During this process, you may discover your product or service isn’t right for the customer. If so, find out why and then direct them to someone else and quit wasting time for both of you.
Never make a statement until you are ready to close. Once you make a statement or answer a question, the customer takes control of the transaction.
In value added selling, a feature is what a product has; a benefit is what a product does for specific customer. Don’t go into a sales call with a blanket feature/benefit analysis. The customer is interested only in those benefits that apply to them. The only way to find out which benefits apply is to ask. Once you ask, the customer will tell you everything you need to know.
Benefits are solutions to particular problems. The customer will give you symptoms; you must relate them to specific problems.
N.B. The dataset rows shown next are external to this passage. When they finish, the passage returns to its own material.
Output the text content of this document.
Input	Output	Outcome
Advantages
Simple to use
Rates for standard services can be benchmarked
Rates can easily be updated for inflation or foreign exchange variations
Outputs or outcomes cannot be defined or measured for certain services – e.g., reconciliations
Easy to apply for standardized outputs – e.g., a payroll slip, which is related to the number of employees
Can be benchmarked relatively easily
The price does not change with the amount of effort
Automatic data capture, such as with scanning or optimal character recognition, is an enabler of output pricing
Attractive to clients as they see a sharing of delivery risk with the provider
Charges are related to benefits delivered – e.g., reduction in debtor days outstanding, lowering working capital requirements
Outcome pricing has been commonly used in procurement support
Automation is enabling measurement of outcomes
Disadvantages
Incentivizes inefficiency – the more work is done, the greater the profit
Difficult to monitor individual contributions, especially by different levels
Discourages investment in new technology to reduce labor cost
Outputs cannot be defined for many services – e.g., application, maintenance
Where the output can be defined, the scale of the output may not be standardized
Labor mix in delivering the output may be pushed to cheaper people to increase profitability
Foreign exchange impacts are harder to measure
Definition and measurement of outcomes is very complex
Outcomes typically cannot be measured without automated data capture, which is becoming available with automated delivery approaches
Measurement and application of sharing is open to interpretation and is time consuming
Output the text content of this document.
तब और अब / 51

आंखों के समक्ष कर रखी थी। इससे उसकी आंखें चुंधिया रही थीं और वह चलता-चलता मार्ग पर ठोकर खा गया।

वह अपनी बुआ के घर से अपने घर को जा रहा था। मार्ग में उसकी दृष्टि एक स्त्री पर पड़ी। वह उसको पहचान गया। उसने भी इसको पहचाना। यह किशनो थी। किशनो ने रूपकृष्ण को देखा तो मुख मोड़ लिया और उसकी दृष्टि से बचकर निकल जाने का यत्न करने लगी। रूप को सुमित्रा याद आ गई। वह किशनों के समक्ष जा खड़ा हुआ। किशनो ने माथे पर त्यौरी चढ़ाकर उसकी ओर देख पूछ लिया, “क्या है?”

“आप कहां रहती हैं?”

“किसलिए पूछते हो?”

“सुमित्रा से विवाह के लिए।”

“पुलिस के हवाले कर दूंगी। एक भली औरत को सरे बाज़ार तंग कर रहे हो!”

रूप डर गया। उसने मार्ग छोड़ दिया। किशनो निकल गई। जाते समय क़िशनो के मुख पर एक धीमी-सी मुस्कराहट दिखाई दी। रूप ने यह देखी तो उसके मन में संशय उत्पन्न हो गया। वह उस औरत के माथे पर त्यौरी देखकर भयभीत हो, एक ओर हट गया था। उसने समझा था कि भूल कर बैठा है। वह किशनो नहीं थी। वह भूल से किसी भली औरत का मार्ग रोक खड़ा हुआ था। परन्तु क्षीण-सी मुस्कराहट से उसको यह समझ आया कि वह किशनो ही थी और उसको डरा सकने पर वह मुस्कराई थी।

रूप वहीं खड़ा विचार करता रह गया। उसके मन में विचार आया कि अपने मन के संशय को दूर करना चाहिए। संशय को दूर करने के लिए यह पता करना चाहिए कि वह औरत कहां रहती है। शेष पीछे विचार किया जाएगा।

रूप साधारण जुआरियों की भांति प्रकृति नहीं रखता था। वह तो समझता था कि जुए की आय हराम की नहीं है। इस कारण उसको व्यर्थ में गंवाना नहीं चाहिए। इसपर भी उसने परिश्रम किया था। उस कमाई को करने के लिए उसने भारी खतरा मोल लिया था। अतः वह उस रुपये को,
Then you can determine which benefit will fit that particular problem.
Remember, you are selling solutions. Equate your product, features and benefits to a solution to the customer’s problem based on what the customer told you about the symptoms.
WHAT BUSINESS ARE YOU IN?
As an exercise, write in one sentence what business you are in. This statement should include what your company does, what your market niche is, how you differentiate yourself, and how you attack the market.
Your written statement should meet the following criteria:
- Is it reflected in your corporate mission statement? –
- Is your compensation program focused on it?
- Do your employees know it?
- If so, how do you know they know?
- Do your customers know what business you are in?
- What are your competitors doing to compete with you?